Ouvir o álbum “John Lennon/Plastic Ono Band”, o primeiro álbum solo do ex-Beatle, é praticamente uma audição imersiva. Pegamos o exemplo da música “Mother”, o que John Lennon vocifera é a expressão crua e emocionalmente carregada de sua experiência com a ausência parental. Uma canção confessional, intimista e autoavaliativa.
Esse álbum é fruto da experiência de John e Yoko com o pai da terapia primal, o psicólogo e psicoterapeuta americano Arthur Janov. Foi ele quem desenvolveu essa abordagem no final da década de 1960. Ele dizia que “Toda a dor de não ter sido amado quando criança fica no cérebro, nos músculos e nos ossos…”. Janov revelou em uma entrevista no ano 2000 que nunca tinha visto tanta dor em uma única pessoa como viu em Lennon.
O álbum, lançado em dezembro de 1970, foi produzido pelo polêmico, impetuoso e controverso Phil Spector, que assinou a produção do primeiro trabalho solo do ex-líder dos Beatles. Como tema central deste LP, o sentimento de abandono que Lennon sentiu desde a infância, quando foi separado de seus pais e criado por uma tia, Mimi.

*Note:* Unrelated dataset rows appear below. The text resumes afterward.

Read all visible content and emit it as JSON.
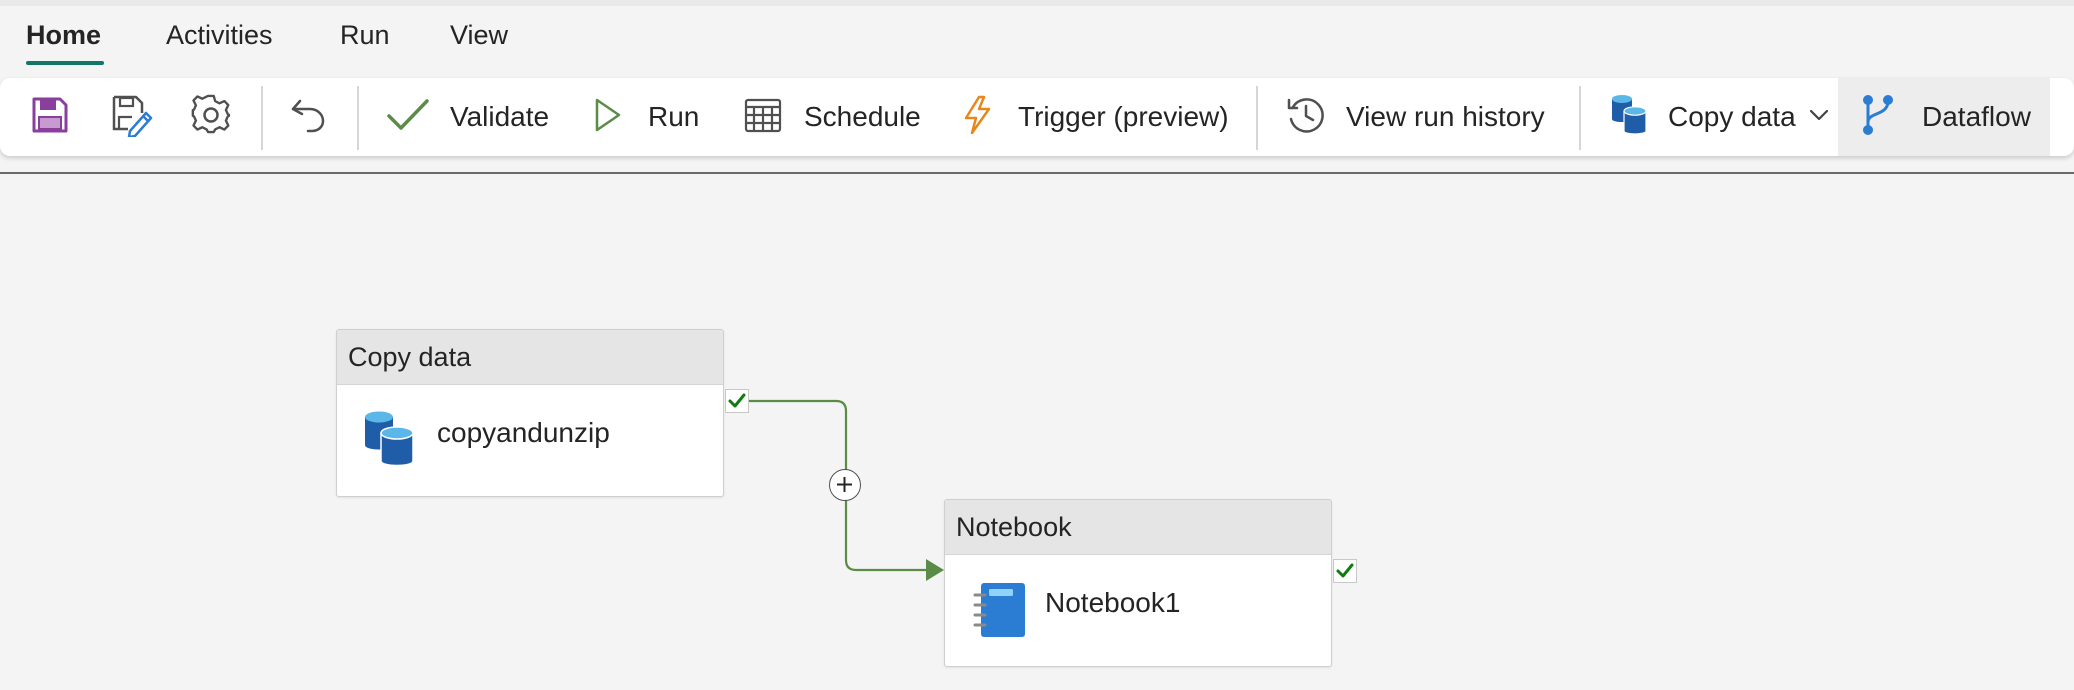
{
  "tabs": [
    {
      "label": "Home",
      "active": true
    },
    {
      "label": "Activities"
    },
    {
      "label": "Run"
    },
    {
      "label": "View"
    }
  ],
  "toolbar": {
    "save_icon": "save-icon",
    "save_as_icon": "save-edit-icon",
    "settings_icon": "gear-icon",
    "undo_icon": "undo-icon",
    "validate": "Validate",
    "run": "Run",
    "schedule": "Schedule",
    "trigger": "Trigger (preview)",
    "view_run_history": "View run history",
    "copy_data": "Copy data",
    "dataflow": "Dataflow"
  },
  "activities": [
    {
      "type": "Copy data",
      "name": "copyandunzip",
      "icon": "database-icon"
    },
    {
      "type": "Notebook",
      "name": "Notebook1",
      "icon": "notebook-icon"
    }
  ],
  "colors": {
    "accent": "#117865",
    "success_green": "#5b8c47",
    "save_purple": "#8a3f9c",
    "trigger_orange": "#e8871e",
    "db_blue": "#1f5da8",
    "notebook_blue": "#2b7cd3"
  }
}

A letra de “Mother” foi composta inicialmente como uma balada ao som de guitarra, mas só encontrou sua verdadeira identidade no arranjo final do piano. Já na introdução, ao som do badalar dos sinos fúnebres e assombrosos que, para ele, remetiam à solidão, ao medo e à morte.

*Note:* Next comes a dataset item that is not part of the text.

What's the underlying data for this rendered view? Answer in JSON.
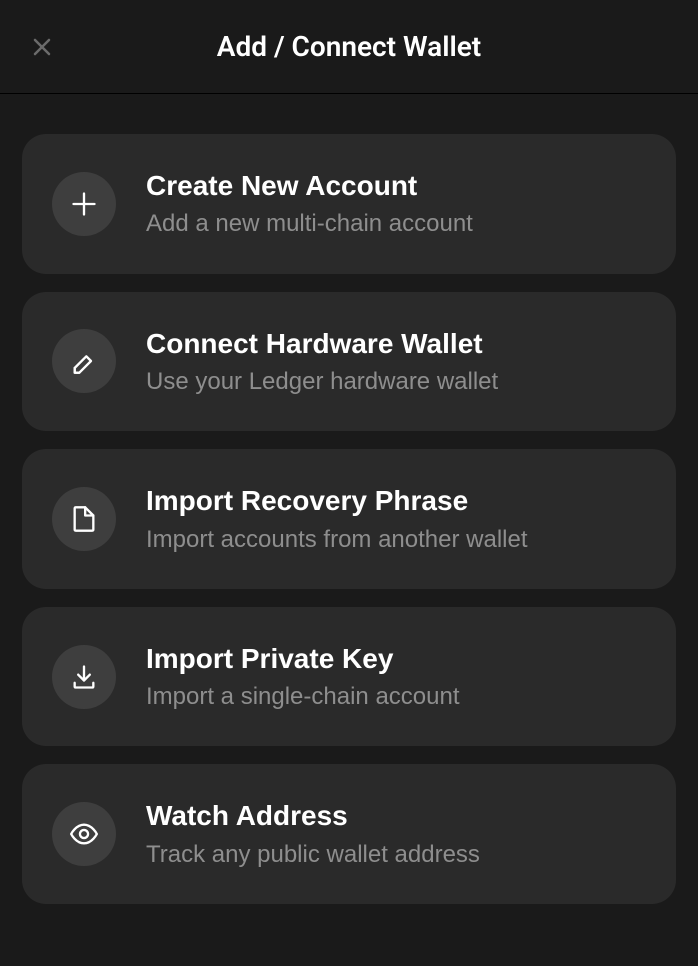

“Ela é uma canção em que ele exterioriza a falta dos pais, fazendo-se valer de um arranjo onde ele usa o instrumental esparso, lúgubre e frio como uma casa abandonada, sendo essa melancólica música mais que perfeita para abrir esse álbum, traduzindo o que John gostaria de dizer. Afinal, seu canto se converte em gritos e o fato dele, semitona, desafinar não só não é um problema, como torna a canção muito mais verdadeira e real”, confidenciou o jornalista Ricardo Alexandre em seu podcast Discoteca Básica.
O desabafo direto e sincero, onde Lennon se dirige à sua mãe e ao seu pai, expressando a falta que sentiu deles e o impacto que isso teve em sua vida. A repetição das palavras “Goodbye” (adeus) após cada estrofe, onde ele fala sobre sua mãe e seu pai, sugere uma tentativa de encerrar um capítulo doloroso de sua vida, uma espécie de despedida emocional.
A música também serve como um aviso para as crianças não seguirem o mesmo caminho, indicando que as experiências de sua infância o levaram a “tentar correr antes de poder andar”, uma metáfora para os desafios e as decisões precipitadas que ele enfrentou mais tarde na vida.
O final da música, com as repetições desesperadas de “Mama, don’t go” e “Daddy, come home”, Lennon canta com uma fúria indisfarçável, refletindo o desejo eterno de uma criança pelo amor e atenção dos pais, mesmo quando adulto. Isso tudo dito de forma semitonada e desafinada propositadamente seria uma espécie de um menino em desespero pedindo a volta dos seus ao seu convívio: “Mãe, fique mais um pouco. Pai, volte para casa”.
A intensidade emocional da música é amplificada pela performance de Lennon, que é conhecida por sua honestidade e vulnerabilidade. “Mother” é um exemplo poderoso de como a música pode servir como um meio de processar e expressar sentimentos profundos e, muitas vezes, dolorosos. Expurgando a falta que seus pais lhe fizeram uma vida toda.
Ainda que já fosse um músico reconhecido mundialmente, bem-sucedido, ainda assim algo lhe deixará um enorme vazio. Os 5 minutos e 37 segundos de “Mother” têm uma carga emocional monumental, não porque eles venham embebidos em raiva e dor, e sim porque John é exposto e expõe todo seu lado visceral e racional, durante muito tempo racional.
O reclame de Lennon é o espelho para uma alma em conflito e desnudada. O álbum conta com mais 10 músicas e todas dialogam entre si, transitando entre a melancolia e a reflexão, já que todo o álbum é concebido depois das sessões primais e das leituras e do contato de Yoko Ono e John Lennon. Não é raro que, nas sessões de gravação, John chorasse compulsivamente no chão do estúdio.
Certamente podemos dizer que esse álbum foi a inspiração e foi fator decisivo para composições que David Gilmour e Roger Waters fizessem para o antológico álbum “The Dark Side Of The Moon” (1973) do Pink Floyd. É a partir deste álbum que outros artistas se rebelam e sentem mais à vontade para falar das suas dores, de suas emoções e das suas vidas pessoais, usando a música como ferramenta para aplacar, confidenciar ou afastar a própria dor.